NAACP head finds Confederate flag on her lawn after getting overnight death threats since Election Day
Evelynn Foxx (WJXT)

The head of a Florida chapter of the NAACP found a Confederate flag on her lawn after receiving a series of late-night death threats from callers claiming ties to the Ku Klux Klan.

Evelyn Foxx woke up Monday morning to go for a walk with her friend, and found the flag lying outside in front of her home, reported The Gainesville Sun.

The 66-year-old Foxx, chapter president of the Alachua County NAACP, and her friend at first thought it was an American flag and walked over to pick it up -- but they called police after realizing it was a Confederate battle flag.

"I’m very, very upset to walk out of my door and find something like that on the day before the Fourth of July," Foxx told The Independent Florida Alligator.

Friend Meg Niederhofer told the newspaper that Foxx has expressed concern in the past eight months about the threatening calls, which usually come around 1 or 2 a.m. from individuals who say they're members of the KKK and started the same month President Donald Trump was elected.

“I think it’s one more effort to intimidate people who stand up for civil rights,” Niederhofer said. “And you think those days are long gone and this proves they’re not.”

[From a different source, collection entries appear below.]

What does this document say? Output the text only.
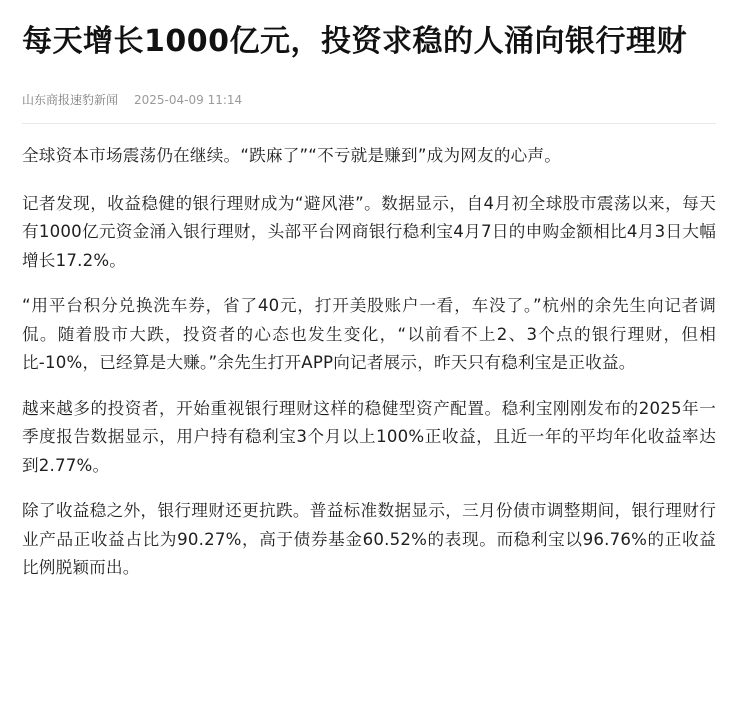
每天增长1000亿元，投资求稳的人涌向银行理财
山东商报速豹新闻 2025-04-09 11:14

全球资本市场震荡仍在继续。“跌麻了”“不亏就是赚到”成为网友的心声。

记者发现，收益稳健的银行理财成为“避风港”。数据显示，自4月初全球股市震荡以来，每天有1000亿元资金涌入银行理财，头部平台网商银行稳利宝4月7日的申购金额相比4月3日大幅增长17.2%。

“用平台积分兑换洗车券，省了40元，打开美股账户一看，车没了。”杭州的余先生向记者调侃。随着股市大跌，投资者的心态也发生变化，“以前看不上2、3个点的银行理财，但相比-10%，已经算是大赚。”余先生打开APP向记者展示，昨天只有稳利宝是正收益。

越来越多的投资者，开始重视银行理财这样的稳健型资产配置。稳利宝刚刚发布的2025年一季度报告数据显示，用户持有稳利宝3个月以上100%正收益，且近一年的平均年化收益率达到2.77%。

除了收益稳之外，银行理财还更抗跌。普益标准数据显示，三月份债市调整期间，银行理财行业产品正收益占比为90.27%，高于债券基金60.52%的表现。而稳利宝以96.76%的正收益比例脱颖而出。
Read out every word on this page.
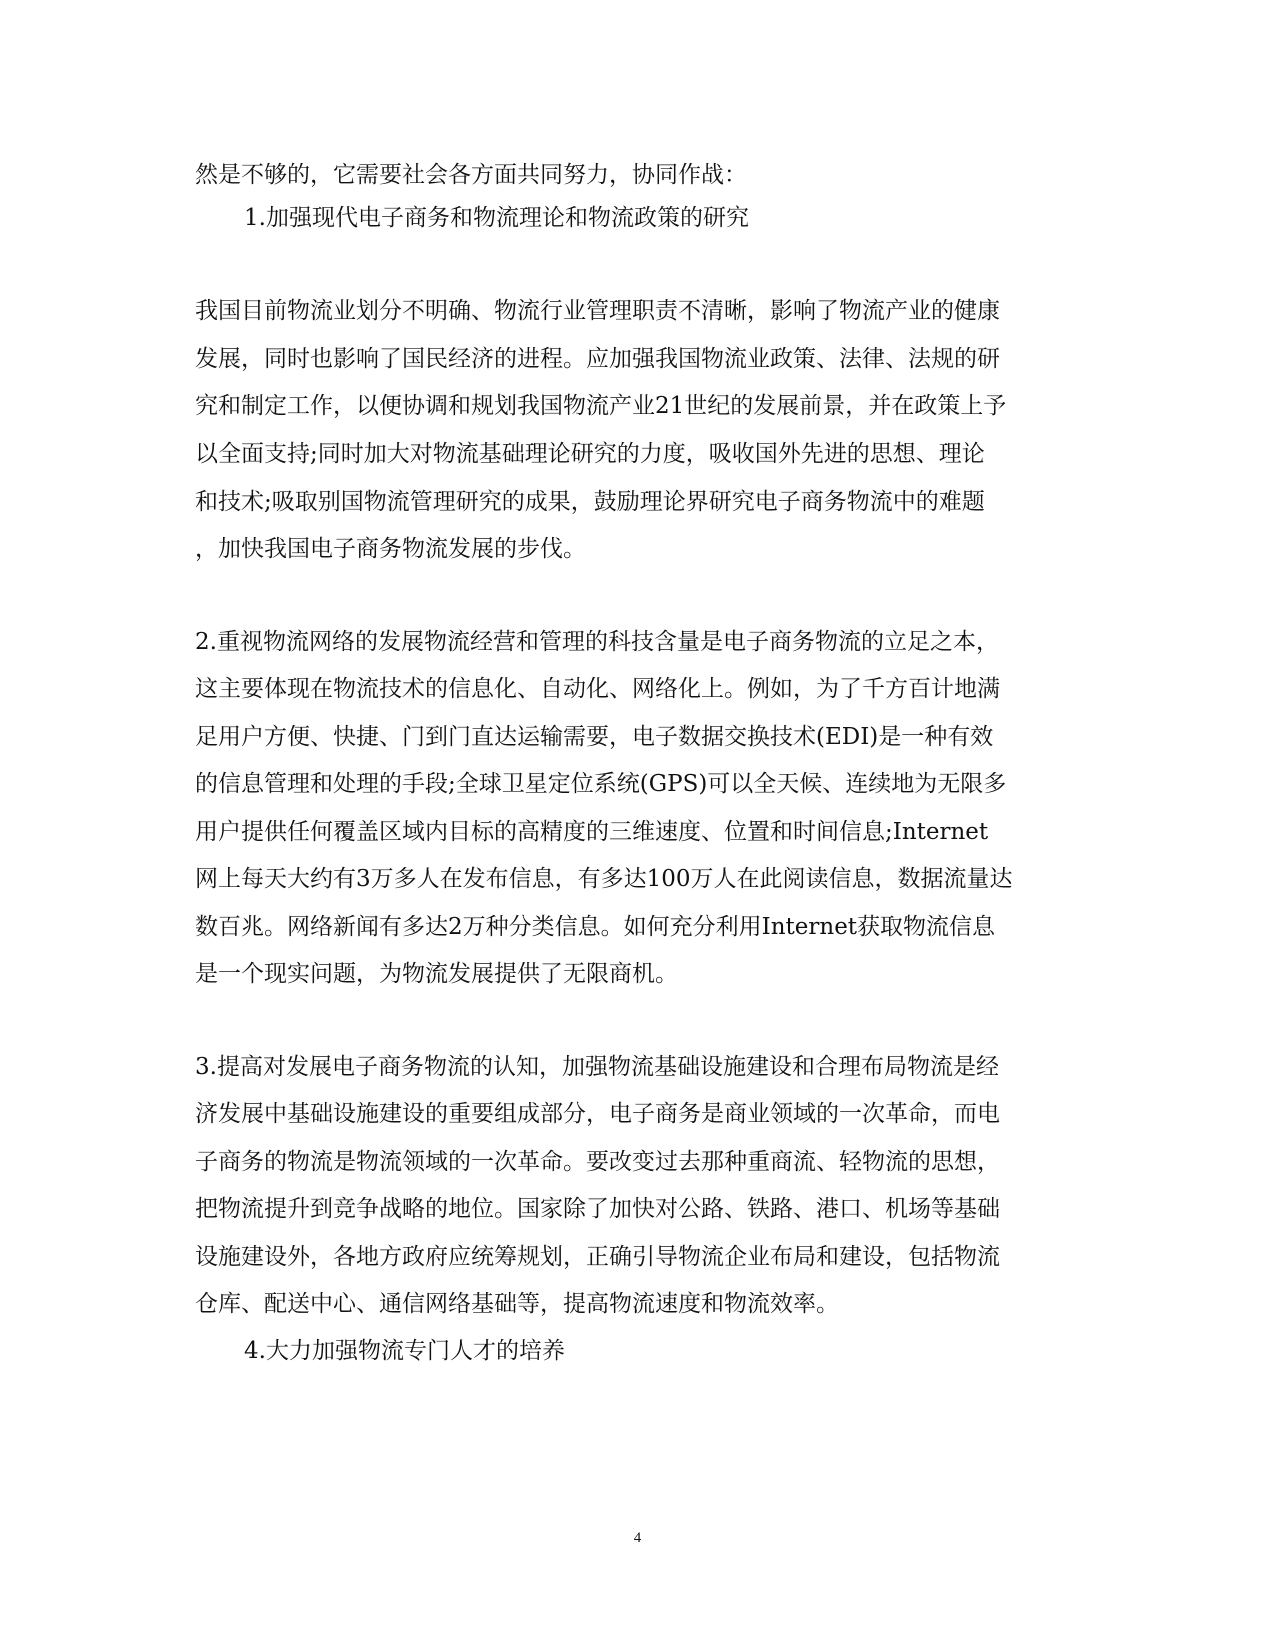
然是不够的，它需要社会各方面共同努力，协同作战：
1.加强现代电子商务和物流理论和物流政策的研究
我国目前物流业划分不明确、物流行业管理职责不清晰，影响了物流产业的健康
发展，同时也影响了国民经济的进程。应加强我国物流业政策、法律、法规的研
究和制定工作，以便协调和规划我国物流产业21世纪的发展前景，并在政策上予
以全面支持;同时加大对物流基础理论研究的力度，吸收国外先进的思想、理论
和技术;吸取别国物流管理研究的成果，鼓励理论界研究电子商务物流中的难题
，加快我国电子商务物流发展的步伐。
2.重视物流网络的发展物流经营和管理的科技含量是电子商务物流的立足之本，
这主要体现在物流技术的信息化、自动化、网络化上。例如，为了千方百计地满
足用户方便、快捷、门到门直达运输需要，电子数据交换技术(EDI)是一种有效
的信息管理和处理的手段;全球卫星定位系统(GPS)可以全天候、连续地为无限多
用户提供任何覆盖区域内目标的高精度的三维速度、位置和时间信息;Internet
网上每天大约有3万多人在发布信息，有多达100万人在此阅读信息，数据流量达
数百兆。网络新闻有多达2万种分类信息。如何充分利用Internet获取物流信息
是一个现实问题，为物流发展提供了无限商机。
3.提高对发展电子商务物流的认知，加强物流基础设施建设和合理布局物流是经
济发展中基础设施建设的重要组成部分，电子商务是商业领域的一次革命，而电
子商务的物流是物流领域的一次革命。要改变过去那种重商流、轻物流的思想，
把物流提升到竞争战略的地位。国家除了加快对公路、铁路、港口、机场等基础
设施建设外，各地方政府应统筹规划，正确引导物流企业布局和建设，包括物流
仓库、配送中心、通信网络基础等，提高物流速度和物流效率。
4.大力加强物流专门人才的培养
4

Foxx said the flag alarmed her, because it brings the threats right up to her door.

“I’m just a little shaken,” Foxx said. “The phone calls are one thing, but when someone actually comes to my house to do that."

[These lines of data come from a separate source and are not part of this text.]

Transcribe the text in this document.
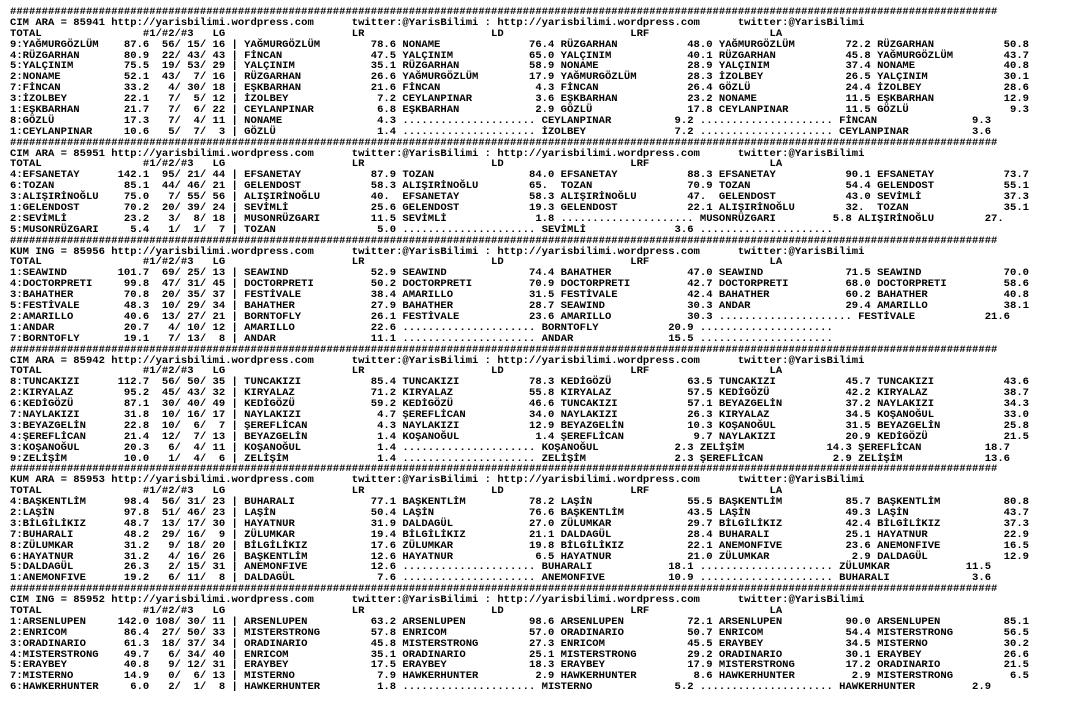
############################################################################################################################################################
CIM ARA = 85941 http://yarisbilimi.wordpress.com      twitter:@YarisBilimi : http://yarisbilimi.wordpress.com      twitter:@YarisBilimi
TOTAL                #1/#2/#3   LG                    LR                    LD                    LRF                   LA
9:YAĞMURGÖZLÜM    87.6  56/ 15/ 16 | YAĞMURGÖZLÜM        78.6 NONAME              76.4 RÜZGARHAN           48.0 YAĞMURGÖZLÜM        72.2 RÜZGARHAN           50.8
4:RÜZGARHAN       80.9  22/ 43/ 43 | FİNCAN              47.5 YALÇINIM            65.0 YALÇINIM            40.1 RÜZGARHAN           45.8 YAĞMURGÖZLÜM        43.7
5:YALÇINIM        75.5  19/ 53/ 29 | YALÇINIM            35.1 RÜZGARHAN           58.9 NONAME              28.9 YALÇINIM            37.4 NONAME              40.8
2:NONAME          52.1  43/  7/ 16 | RÜZGARHAN           26.6 YAĞMURGÖZLÜM        17.9 YAĞMURGÖZLÜM        28.3 İZOLBEY             26.5 YALÇINIM            30.1
7:FİNCAN          33.2   4/ 30/ 18 | EŞKBARHAN           21.6 FİNCAN               4.3 FİNCAN              26.4 GÖZLÜ               24.4 İZOLBEY             28.6
3:İZOLBEY         22.1   7/  5/ 12 | İZOLBEY              7.2 CEYLANPINAR          3.6 EŞKBARHAN           23.2 NONAME              11.5 EŞKBARHAN           12.9
1:EŞKBARHAN       21.7   7/  6/ 22 | CEYLANPINAR          6.8 EŞKBARHAN            2.9 GÖZLÜ               17.8 CEYLANPINAR         11.5 GÖZLÜ                9.3
8:GÖZLÜ           17.3   7/  4/ 11 | NONAME               4.3 ..................... CEYLANPINAR          9.2 ..................... FİNCAN               9.3
1:CEYLANPINAR     10.6   5/  7/  3 | GÖZLÜ                1.4 ..................... İZOLBEY              7.2 ..................... CEYLANPINAR          3.6
############################################################################################################################################################
CIM ARA = 85951 http://yarisbilimi.wordpress.com      twitter:@YarisBilimi : http://yarisbilimi.wordpress.com      twitter:@YarisBilimi
TOTAL                #1/#2/#3   LG                    LR                    LD                    LRF                   LA
4:EFSANETAY      142.1  95/ 21/ 44 | EFSANETAY           87.9 TOZAN               84.0 EFSANETAY           88.3 EFSANETAY           90.1 EFSANETAY           73.7
6:TOZAN           85.1  44/ 46/ 21 | GELENDOST           58.3 ALIŞIRİNOĞLU        65.  TOZAN               70.9 TOZAN               54.4 GELENDOST           55.1
3:ALIŞIRİNOĞLU    75.0   7/ 55/ 56 | ALIŞIRİNOĞLU        40.  EFSANETAY           58.3 ALIŞIRİNOĞLU        47.  GELENDOST           43.0 SEVİMLİ             37.3
1:GELENDOST       70.2  20/ 39/ 24 | SEVİMLİ             25.6 GELENDOST           19.3 GELENDOST           22.1 ALIŞIRİNOĞLU        32.  TOZAN               35.1
2:SEVİMLİ         23.2   3/  8/ 18 | MUSONRÜZGARI        11.5 SEVİMLİ              1.8 ..................... MUSONRÜZGARI         5.8 ALIŞIRİNOĞLU        27.
5:MUSONRÜZGARI     5.4   1/  1/  7 | TOZAN                5.0 ..................... SEVİMLİ              3.6 .....................
############################################################################################################################################################
KUM ING = 85956 http://yarisbilimi.wordpress.com      twitter:@YarisBilimi : http://yarisbilimi.wordpress.com      twitter:@YarisBilimi
TOTAL                #1/#2/#3   LG                    LR                    LD                    LRF                   LA
1:SEAWIND        101.7  69/ 25/ 13 | SEAWIND             52.9 SEAWIND             74.4 BAHATHER            47.0 SEAWIND             71.5 SEAWIND             70.0
4:DOCTORPRETI     99.8  47/ 31/ 45 | DOCTORPRETI         50.2 DOCTORPRETI         70.9 DOCTORPRETI         42.7 DOCTORPRETI         68.0 DOCTORPRETI         58.6
3:BAHATHER        70.8  20/ 35/ 37 | FESTİVALE           38.4 AMARILLO            31.5 FESTİVALE           42.4 BAHATHER            60.2 BAHATHER            40.8
5:FESTİVALE       48.3  10/ 29/ 34 | BAHATHER            27.9 BAHATHER            28.7 SEAWIND             30.3 ANDAR               29.4 AMARILLO            38.1
2:AMARILLO        40.6  13/ 27/ 21 | BORNTOFLY           26.1 FESTİVALE           23.6 AMARILLO            30.3 ..................... FESTİVALE           21.6
1:ANDAR           20.7   4/ 10/ 12 | AMARILLO            22.6 ..................... BORNTOFLY           20.9 .....................
7:BORNTOFLY       19.1   7/ 13/  8 | ANDAR               11.1 ..................... ANDAR               15.5 .....................
############################################################################################################################################################
CIM ARA = 85942 http://yarisbilimi.wordpress.com      twitter:@YarisBilimi : http://yarisbilimi.wordpress.com      twitter:@YarisBilimi
TOTAL                #1/#2/#3   LG                    LR                    LD                    LRF                   LA
8:TUNCAKIZI      112.7  56/ 50/ 35 | TUNCAKIZI           85.4 TUNCAKIZI           78.3 KEDİGÖZÜ            63.5 TUNCAKIZI           45.7 TUNCAKIZI           43.6
2:KIRYALAZ        95.2  45/ 43/ 32 | KIRYALAZ            71.2 KIRYALAZ            55.8 KIRYALAZ            57.5 KEDİGÖZÜ            42.2 KIRYALAZ            38.7
6:KEDİGÖZÜ        87.1  30/ 40/ 49 | KEDİGÖZÜ            59.2 KEDİGÖZÜ            46.6 TUNCAKIZI           57.1 BEYAZGELİN          37.2 NAYLAKIZI           34.3
7:NAYLAKIZI       31.8  10/ 16/ 17 | NAYLAKIZI            4.7 ŞEREFLİCAN          34.0 NAYLAKIZI           26.3 KIRYALAZ            34.5 KOŞANOĞUL           33.0
3:BEYAZGELİN      22.8  10/  6/  7 | ŞEREFLİCAN           4.3 NAYLAKIZI           12.9 BEYAZGELİN          10.3 KOŞANOĞUL           31.5 BEYAZGELİN          25.8
4:ŞEREFLİCAN      21.4  12/  7/ 13 | BEYAZGELİN           1.4 KOŞANOĞUL            1.4 ŞEREFLİCAN           9.7 NAYLAKIZI           20.9 KEDİGÖZÜ            21.5
3:KOŞANOĞUL       20.3   6/  4/ 11 | KOŞANOĞUL            1.4 ..................... KOŞANOĞUL            2.3 ZELİŞİM             14.3 ŞEREFLİCAN          18.7
9:ZELİŞİM         10.0   1/  4/  6 | ZELİŞİM              1.4 ..................... ZELİŞİM              2.3 ŞEREFLİCAN           2.9 ZELİŞİM             13.6
############################################################################################################################################################
KUM ARA = 85953 http://yarisbilimi.wordpress.com      twitter:@YarisBilimi : http://yarisbilimi.wordpress.com      twitter:@YarisBilimi
TOTAL                #1/#2/#3   LG                    LR                    LD                    LRF                   LA
4:BAŞKENTLİM      98.4  56/ 31/ 23 | BUHARALI            77.1 BAŞKENTLİM          78.2 LAŞİN               55.5 BAŞKENTLİM          85.7 BAŞKENTLİM          80.8
2:LAŞİN           97.8  51/ 46/ 23 | LAŞİN               50.4 LAŞİN               76.6 BAŞKENTLİM          43.5 LAŞİN               49.3 LAŞİN               43.7
3:BİLGİLİKIZ      48.7  13/ 17/ 30 | HAYATNUR            31.9 DALDAGÜL            27.0 ZÜLUMKAR            29.7 BİLGİLİKIZ          42.4 BİLGİLİKIZ          37.3
7:BUHARALI        48.2  29/ 16/  9 | ZÜLUMKAR            19.4 BİLGİLİKIZ          21.1 DALDAGÜL            28.4 BUHARALI            25.1 HAYATNUR            22.9
8:ZÜLUMKAR        31.2   9/ 18/ 20 | BİLGİLİKIZ          17.6 ZÜLUMKAR            19.8 BİLGİLİKIZ          22.1 ANEMONFIVE          23.6 ANEMONFIVE          16.5
6:HAYATNUR        31.2   4/ 16/ 26 | BAŞKENTLİM          12.6 HAYATNUR             6.5 HAYATNUR            21.0 ZÜLUMKAR             2.9 DALDAGÜL            12.9
5:DALDAGÜL        26.3   2/ 15/ 31 | ANEMONFIVE          12.6 ..................... BUHARALI            18.1 ..................... ZÜLUMKAR            11.5
1:ANEMONFIVE      19.2   6/ 11/  8 | DALDAGÜL             7.6 ..................... ANEMONFIVE          10.9 ..................... BUHARALI             3.6
############################################################################################################################################################
CIM ING = 85952 http://yarisbilimi.wordpress.com      twitter:@YarisBilimi : http://yarisbilimi.wordpress.com      twitter:@YarisBilimi
TOTAL                #1/#2/#3   LG                    LR                    LD                    LRF                   LA
1:ARSENLUPEN     142.0 108/ 30/ 11 | ARSENLUPEN          63.2 ARSENLUPEN          98.6 ARSENLUPEN          72.1 ARSENLUPEN          90.0 ARSENLUPEN          85.1
2:ENRICOM         86.4  27/ 50/ 33 | MISTERSTRONG        57.8 ENRICOM             57.0 ORADINARIO          50.7 ENRICOM             54.4 MISTERSTRONG        56.5
3:ORADINARIO      61.3  18/ 37/ 34 | ORADINARIO          45.8 MISTERSTRONG        27.3 ENRICOM             45.5 ERAYBEY             34.5 MISTERNO            30.2
4:MISTERSTRONG    49.7   6/ 34/ 40 | ENRICOM             35.1 ORADINARIO          25.1 MISTERSTRONG        29.2 ORADINARIO          30.1 ERAYBEY             26.6
5:ERAYBEY         40.8   9/ 12/ 31 | ERAYBEY             17.5 ERAYBEY             18.3 ERAYBEY             17.9 MISTERSTRONG        17.2 ORADINARIO          21.5
7:MISTERNO        14.9   0/  6/ 13 | MISTERNO             7.9 HAWKERHUNTER         2.9 HAWKERHUNTER         8.6 HAWKERHUNTER         2.9 MISTERSTRONG         6.5
6:HAWKERHUNTER     6.0   2/  1/  8 | HAWKERHUNTER         1.8 ..................... MISTERNO             5.2 ..................... HAWKERHUNTER         2.9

Police are investigating the incident, and they've been investigating threats against the NAACP president since November 2016.

No arrests have been made in either case.

“I have gotten death threats in the past,” Foxx told WJXT-TV. “The first four or five, I paid it no attention, and when this person called at 1:10 in the morning and identified himself as the KKK and 'N we are going to kill your black you know what,' and that's when I reported it to the police department and the FBI.”

Niederhofer's husband, county commissioner Robert Hutchinson, called attention to the incident on his Facebook page.

“There should be no doubt about the Confederate battle flag’s usage as a symbol of divisiveness, bigotry, and hatred, or that racists live among us who still cling nostalgically to their culture of tyranny and intimidation,” Hutchinson wrote.

The flag's defenders claim it's a symbol of heritage, and not hate, but Foxx said the symbolism was clear when she found it lying in her yard.

“When I see the Confederate flag in my yard, or when I see it flying anywhere, I think of what happened to African-Americans in the years past, slavery and all the slaves that were killed,” Foxx told the TV station.